Evangelio de hoy domingo, 7 de septiembre, 2025

Celebración de hoy

Santa Regina, Patrona de Víctimas de Tortura y contra la Pobreza



Santa Regina de Alesia, fue virgen y mártir, defendió su castidad, tuvo una vida muy breve pero con un gran testimonio de fe, valentía y amor al Señor

Lecturas del día

1° Lectura: Sabiduría 9,13-18.

¿Qué hombre puede conocer las intenciones de Dios? ¿Quién puede adivinar la voluntad del Señor? Los razonamientos de los mortales son inseguros y nuestras intenciones inestables; porque un cuerpo perecedero presiona al alma, y esta tienda de barro pesa sobre la mente que pulula. Ya es bastante difícil para nosotros averiguar lo que hay en la tierra, laborioso, conocer lo que está a nuestro alcance; ¿quién, pues, puede descubrir lo que hay en los cielos? En cuanto a tu intención, ¿quién podría haberla aprendido, si no hubieras concedido la Sabiduría y enviado tu Espíritu Santo desde lo alto? Así, se han enderezado los caminos de los de la tierra, y se ha enseñado a los hombres lo que te agrada, y se les ha salvado, por la Sabiduría.

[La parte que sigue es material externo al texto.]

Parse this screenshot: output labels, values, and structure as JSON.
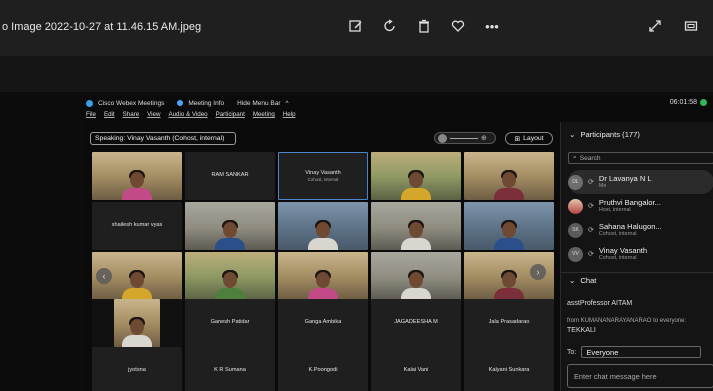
{
  "viewer": {
    "title": "o Image 2022-10-27 at 11.46.15 AM.jpeg",
    "tools": [
      "edit-icon",
      "rotate-icon",
      "trash-icon",
      "heart-icon",
      "more-icon"
    ],
    "right_tools": [
      "expand-icon",
      "fit-screen-icon"
    ],
    "more_label": "•••"
  },
  "webex": {
    "app_name": "Cisco Webex Meetings",
    "meeting_info": "Meeting Info",
    "hide_menu": "Hide Menu Bar",
    "time": "06:01:58",
    "menu": [
      "File",
      "Edit",
      "Share",
      "View",
      "Audio & Video",
      "Participant",
      "Meeting",
      "Help"
    ],
    "speaking": "Speaking: Vinay Vasanth (Cohost, internal)",
    "layout_label": "Layout",
    "tiles": [
      {
        "name": "",
        "video": true
      },
      {
        "name": "RAM SANKAR",
        "video": false
      },
      {
        "name": "Vinay Vasanth",
        "sub": "Cohost, internal",
        "video": false,
        "active": true
      },
      {
        "name": "",
        "video": true
      },
      {
        "name": "",
        "video": true
      },
      {
        "name": "shailesh kumar vyas",
        "video": false
      },
      {
        "name": "",
        "video": true
      },
      {
        "name": "",
        "video": true
      },
      {
        "name": "",
        "video": true
      },
      {
        "name": "",
        "video": true
      },
      {
        "name": "",
        "video": true
      },
      {
        "name": "",
        "video": true
      },
      {
        "name": "",
        "video": true
      },
      {
        "name": "",
        "video": true
      },
      {
        "name": "",
        "video": true
      },
      {
        "name": "",
        "video": true
      },
      {
        "name": "Ganesh Patidar",
        "video": false
      },
      {
        "name": "Ganga Ambika",
        "video": false
      },
      {
        "name": "JAGADEESHA M",
        "video": false
      },
      {
        "name": "Jala Prasadarao",
        "video": false
      },
      {
        "name": "jyotsna",
        "video": false
      },
      {
        "name": "K R Sumana",
        "video": false
      },
      {
        "name": "K.Poongodi",
        "video": false
      },
      {
        "name": "Kalai Vani",
        "video": false
      },
      {
        "name": "Kalyani Sunkara",
        "video": false
      }
    ]
  },
  "participants": {
    "header": "Participants (177)",
    "search_placeholder": "Search",
    "list": [
      {
        "initials": "DL",
        "name": "Dr Lavanya N L",
        "role": "Me"
      },
      {
        "initials": "",
        "name": "Pruthvi Bangalor...",
        "role": "Host, internal"
      },
      {
        "initials": "SK",
        "name": "Sahana Halugon...",
        "role": "Cohost, internal"
      },
      {
        "initials": "VV",
        "name": "Vinay Vasanth",
        "role": "Cohost, internal"
      }
    ]
  },
  "chat": {
    "header": "Chat",
    "line1": "asstProfessor AITAM",
    "from": "from KUMANANARAYANARAO to everyone:",
    "line2": "TEKKALI",
    "to_label": "To:",
    "to_value": "Everyone",
    "input_placeholder": "Enter chat message here"
  }
}
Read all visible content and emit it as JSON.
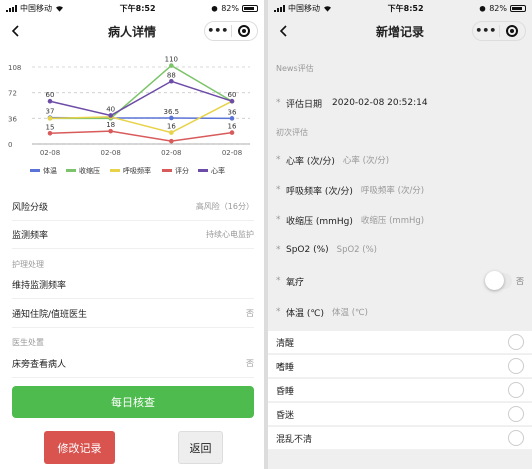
{
  "left": {
    "status": {
      "carrier": "中国移动",
      "time": "下午8:52",
      "battery": "82%"
    },
    "nav": {
      "title": "病人详情",
      "more": "•••"
    },
    "chart_data": {
      "type": "line",
      "categories": [
        "02-08",
        "02-08",
        "02-08",
        "02-08"
      ],
      "y_ticks": [
        "108",
        "72",
        "36",
        "0"
      ],
      "ylim": [
        0,
        108
      ],
      "grid": true,
      "legend_position": "bottom",
      "series": [
        {
          "name": "体温",
          "color": "#5b73d6",
          "values": [
            37,
            36.5,
            36.5,
            36
          ],
          "labels": [
            "37",
            "",
            "36.5",
            "36"
          ]
        },
        {
          "name": "收缩压",
          "color": "#7cc46b",
          "values": [
            36,
            36,
            110,
            60
          ],
          "labels": [
            "",
            "",
            "110",
            ""
          ]
        },
        {
          "name": "呼吸频率",
          "color": "#e8d24a",
          "values": [
            36,
            38,
            16,
            60
          ],
          "labels": [
            "",
            "",
            "16",
            ""
          ]
        },
        {
          "name": "评分",
          "color": "#d95a5a",
          "values": [
            15,
            18,
            4,
            16
          ],
          "labels": [
            "15",
            "18",
            "",
            "16"
          ]
        },
        {
          "name": "心率",
          "color": "#6d4ca8",
          "values": [
            60,
            40,
            88,
            60
          ],
          "labels": [
            "60",
            "40",
            "88",
            "60"
          ]
        }
      ]
    },
    "rows": {
      "risk_label": "风险分级",
      "risk_value": "高风险（16分）",
      "freq_label": "监测频率",
      "freq_value": "持续心电监护",
      "nursing_section": "护理处理",
      "maintain": "维持监测频率",
      "notify_label": "通知住院/值班医生",
      "notify_value": "否",
      "doctor_section": "医生处置",
      "bedside_label": "床旁查看病人",
      "bedside_value": "否"
    },
    "buttons": {
      "daily": "每日核查",
      "modify": "修改记录",
      "back": "返回"
    }
  },
  "right": {
    "status": {
      "carrier": "中国移动",
      "time": "下午8:52",
      "battery": "82%"
    },
    "nav": {
      "title": "新增记录"
    },
    "news_section": "News评估",
    "date_label": "评估日期",
    "date_value": "2020-02-08 20:52:14",
    "initial_section": "初次评估",
    "fields": [
      {
        "label": "心率 (次/分)",
        "placeholder": "心率 (次/分)"
      },
      {
        "label": "呼吸频率 (次/分)",
        "placeholder": "呼吸频率 (次/分)"
      },
      {
        "label": "收缩压 (mmHg)",
        "placeholder": "收缩压 (mmHg)"
      },
      {
        "label": "SpO2 (%)",
        "placeholder": "SpO2 (%)"
      }
    ],
    "oxygen_label": "氧疗",
    "oxygen_value": "否",
    "temp_label": "体温 (℃)",
    "temp_placeholder": "体温 (℃)",
    "options": [
      "清醒",
      "嗜睡",
      "昏睡",
      "昏迷",
      "混乱不清"
    ]
  }
}
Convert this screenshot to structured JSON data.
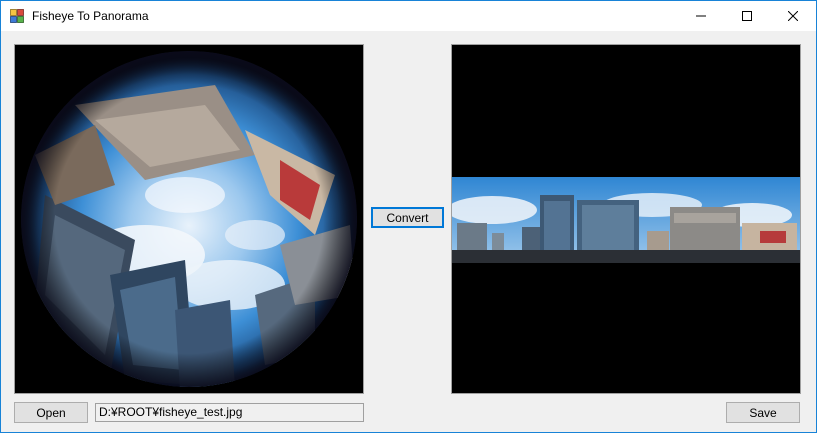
{
  "window": {
    "title": "Fisheye To Panorama",
    "controls": {
      "minimize": "minimize-icon",
      "maximize": "maximize-icon",
      "close": "close-icon"
    }
  },
  "panels": {
    "input": {
      "content": "fisheye image (circular sky/buildings view)"
    },
    "output": {
      "content": "panorama strip (city buildings under blue sky)"
    }
  },
  "buttons": {
    "convert": "Convert",
    "open": "Open",
    "save": "Save"
  },
  "file": {
    "path": "D:¥ROOT¥fisheye_test.jpg"
  },
  "colors": {
    "accent": "#0078d7",
    "window_border": "#1883d7",
    "panel_bg": "#000000",
    "form_bg": "#f0f0f0"
  }
}
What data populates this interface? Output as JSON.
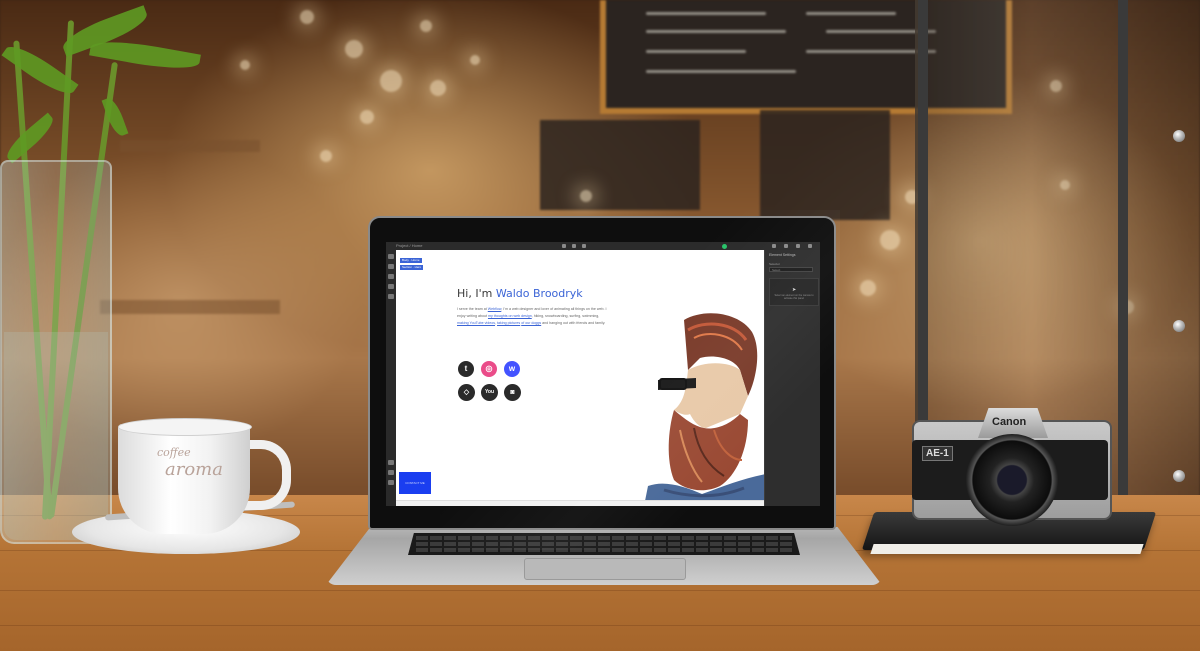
{
  "cup": {
    "logo_top": "coffee",
    "logo_main": "aroma"
  },
  "camera": {
    "brand": "Canon",
    "badge": "AE-1"
  },
  "editor": {
    "window_title": "Project / Home",
    "panel_heading": "Element Settings",
    "panel_label": "Selector",
    "panel_input_placeholder": "Select",
    "panel_note": "Select an element on the canvas to activate this panel",
    "canvas_badge_1": "Body · Home",
    "canvas_badge_2": "Section · Hero"
  },
  "site": {
    "greeting": "Hi, I'm ",
    "name": "Waldo Broodryk",
    "intro_1": "I serve the team at ",
    "link_webflow": "Webflow",
    "intro_2": ", I'm a web designer and lover of animating all things on the web. I enjoy writing about ",
    "link_thoughts": "my thoughts on web design",
    "intro_3": ", hiking, snowboarding, surfing, swimming, ",
    "link_youtube": "making YouTube videos",
    "intro_4": ", ",
    "link_pictures": "taking pictures",
    "intro_5": " ",
    "link_dogs": "of our doggs",
    "intro_6": " and hanging out with friends and family.",
    "contact_label": "CONTACT ME",
    "social": [
      {
        "name": "twitter-icon",
        "glyph": "t"
      },
      {
        "name": "dribbble-icon",
        "glyph": "◎"
      },
      {
        "name": "webflow-icon",
        "glyph": "w"
      },
      {
        "name": "codepen-icon",
        "glyph": "◇"
      },
      {
        "name": "youtube-icon",
        "glyph": "You"
      },
      {
        "name": "instagram-icon",
        "glyph": "◙"
      }
    ]
  },
  "colors": {
    "accent": "#3b64d6",
    "webflow_blue": "#4353ff",
    "dribbble_pink": "#ea4c89"
  }
}
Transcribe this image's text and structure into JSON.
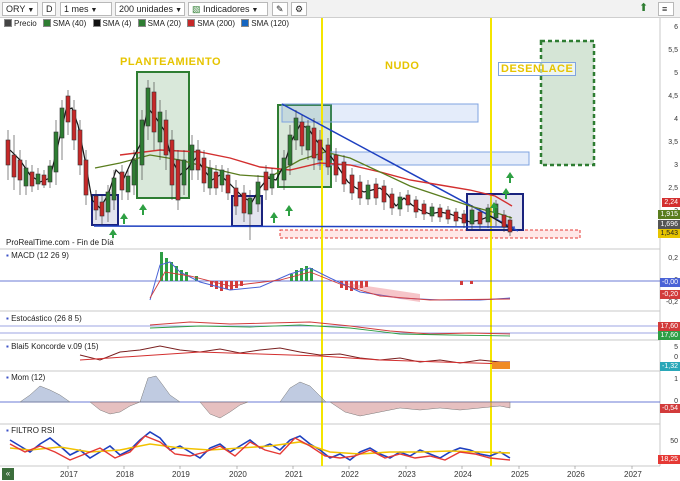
{
  "toolbar": {
    "ticker": "ORY",
    "period_short": "D",
    "interval": "1 mes",
    "units": "200 unidades",
    "indicators": "Indicadores"
  },
  "legend": {
    "items": [
      {
        "label": "Precio",
        "color": "#444444"
      },
      {
        "label": "SMA (40)",
        "color": "#2e7d32"
      },
      {
        "label": "SMA (4)",
        "color": "#111111"
      },
      {
        "label": "SMA (20)",
        "color": "#2e7d32"
      },
      {
        "label": "SMA (200)",
        "color": "#c62828"
      },
      {
        "label": "SMA (120)",
        "color": "#1565c0"
      }
    ]
  },
  "annotations": {
    "planteamiento": "PLANTEAMIENTO",
    "nudo": "NUDO",
    "desenlace": "DESENLACE"
  },
  "source_label": "ProRealTime.com - Fin de Día",
  "price_axis": [
    "6",
    "5,5",
    "5",
    "4,5",
    "4",
    "3,5",
    "3",
    "2,5",
    "2"
  ],
  "price_tags": [
    "2,24",
    "1,915",
    "1,696",
    "1,543"
  ],
  "panels": {
    "macd": {
      "label": "MACD (12 26 9)",
      "ticks": [
        "0,2",
        "0",
        "-0,2"
      ],
      "tags": [
        "-0,00",
        "-0,20",
        "-0,20"
      ]
    },
    "stoch": {
      "label": "Estocástico (26 8 5)",
      "tags": [
        "17,60",
        "17,60"
      ]
    },
    "blai5": {
      "label": "Blai5 Koncorde v.09 (15)",
      "ticks": [
        "5",
        "0"
      ],
      "tags": [
        "-1,32"
      ]
    },
    "mom": {
      "label": "Mom (12)",
      "ticks": [
        "1",
        "0"
      ],
      "tags": [
        "-0,54"
      ]
    },
    "rsi": {
      "label": "FILTRO RSI",
      "ticks": [
        "50"
      ],
      "tags": [
        "18,25"
      ]
    }
  },
  "x_axis": [
    "2017",
    "2018",
    "2019",
    "2020",
    "2021",
    "2022",
    "2023",
    "2024",
    "2025",
    "2026",
    "2027"
  ],
  "colors": {
    "annotation_yellow": "#f4d400",
    "box_green": "#2e7d32",
    "box_navy": "#1a237e",
    "trend_blue": "#1e40c0",
    "sma_red": "#d32f2f",
    "sma_green": "#5a7d1e"
  }
}
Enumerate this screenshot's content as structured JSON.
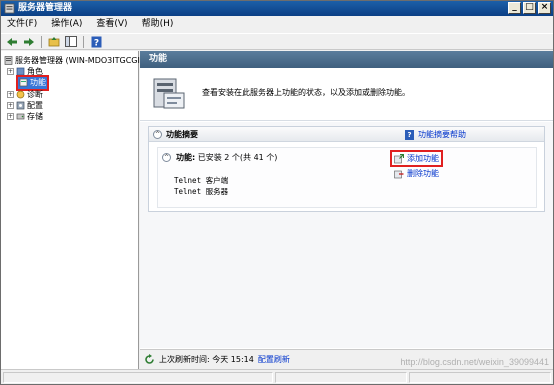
{
  "window": {
    "title": "服务器管理器",
    "minimize": "_",
    "maximize": "□",
    "close": "×"
  },
  "menu": [
    "文件(F)",
    "操作(A)",
    "查看(V)",
    "帮助(H)"
  ],
  "tree": {
    "root": "服务器管理器 (WIN-MDO3ITGCGI",
    "items": [
      {
        "label": "角色",
        "expander": "+"
      },
      {
        "label": "功能",
        "expander": ""
      },
      {
        "label": "诊断",
        "expander": "+"
      },
      {
        "label": "配置",
        "expander": "+"
      },
      {
        "label": "存储",
        "expander": "+"
      }
    ]
  },
  "right": {
    "header": "功能",
    "description": "查看安装在此服务器上功能的状态，以及添加或删除功能。",
    "summary_title": "功能摘要",
    "summary_help": "功能摘要帮助",
    "features_label": "功能:",
    "features_status": "已安装 2 个(共 41 个)",
    "installed": [
      "Telnet 客户端",
      "Telnet 服务器"
    ],
    "add_features": "添加功能",
    "remove_features": "删除功能",
    "last_refresh_label": "上次刷新时间: 今天 15:14",
    "configure_refresh": "配置刷新"
  },
  "watermark": "http://blog.csdn.net/weixin_39099441",
  "colors": {
    "title_bar": "#0b3f85",
    "header_bar": "#3f5f7e",
    "link": "#0033cc",
    "highlight_border": "#e02020"
  }
}
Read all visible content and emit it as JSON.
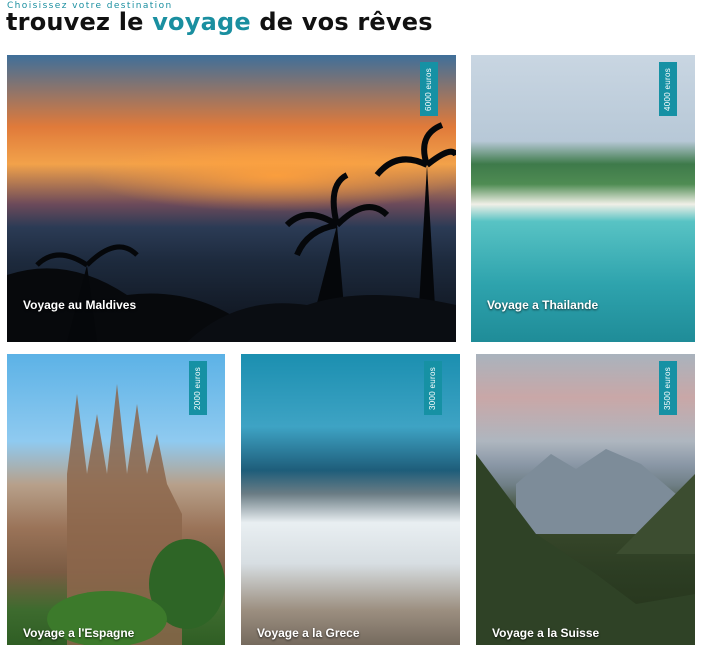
{
  "header": {
    "subtitle": "Choisissez votre destination",
    "title_before": "trouvez le ",
    "title_accent": "voyage",
    "title_after": " de vos rêves",
    "accent_color": "#1a8fa0"
  },
  "cards": {
    "maldives": {
      "caption": "Voyage au Maldives",
      "price": "6000 euros"
    },
    "thailande": {
      "caption": "Voyage a Thailande",
      "price": "4000 euros"
    },
    "espagne": {
      "caption": "Voyage a l'Espagne",
      "price": "2000 euros"
    },
    "grece": {
      "caption": "Voyage a la Grece",
      "price": "3000 euros"
    },
    "suisse": {
      "caption": "Voyage a la Suisse",
      "price": "3500 euros"
    }
  },
  "badge_color": "#1691a4"
}
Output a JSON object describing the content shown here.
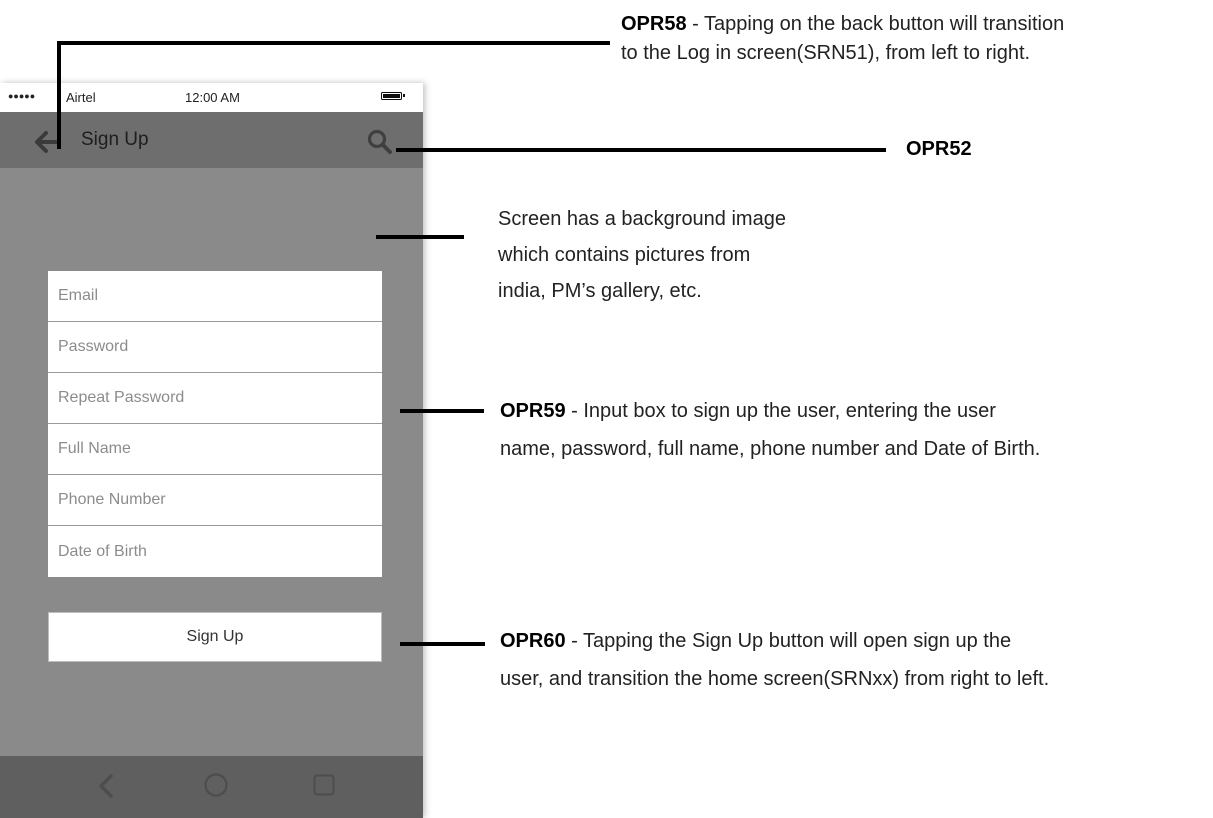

Salmo 90(89): Señor, tú has sido nuestro refugio de generación en generación. (R).

Vuelves a los hombres al polvo y dices: «Volved, hijos de los hombres». Para tus ojos, mil años son como un día de ayer, que se van y vienen, no son más que una vigilia en la noche. /R.

Tú barres a los hombres como un sueño, como la hierba que brota por la mañana. Por la mañana, brota y florece; al atardecer se marchita y se desvanece. /R.

Haz que conozcamos la brevedad de nuestra vida, para que adquiramos sabiduría de corazón. Señor, cede. ¿Es tu cólera eterna? Ten piedad de tus siervos. /R.

Por la mañana, llénanos de tu amor; nos alegraremos y nos regocijaremos todos nuestros días. Que el favor del Señor sea sobre nosotros: da éxito a la obra de nuestras manos. /R.

2° Lectura: Filemón 9-10.12-17.

Prefiero suplicarte en nombre del amor. Yo, Pablo, ya anciano y ahora prisionero a causa de Cristo Jesús, te suplico en favor de mi hijo Onésimo, al que engendré en la prisión. Te lo envío como si fuera yo mismo. Con gusto lo hubiera retenido a mi lado, para que me sirviera en tu nombre mientras estoy prisionero a causa del Evangelio. Pero no he querido realizar nada sin tu consentimiento, para que el beneficio que me haces no sea forzado, sino voluntario. Tal vez, él se apartó de ti por un instante, a fin de que lo recuperes para siempre, no ya como un esclavo, sino como algo mucho mejor, como un hermano querido. Si es tan querido para mí, cuanto más lo será para ti, que estás unido a él por lazos humanos y en el Señor. Por eso, si me consideras un amigo, recíbelo como a mí mismo.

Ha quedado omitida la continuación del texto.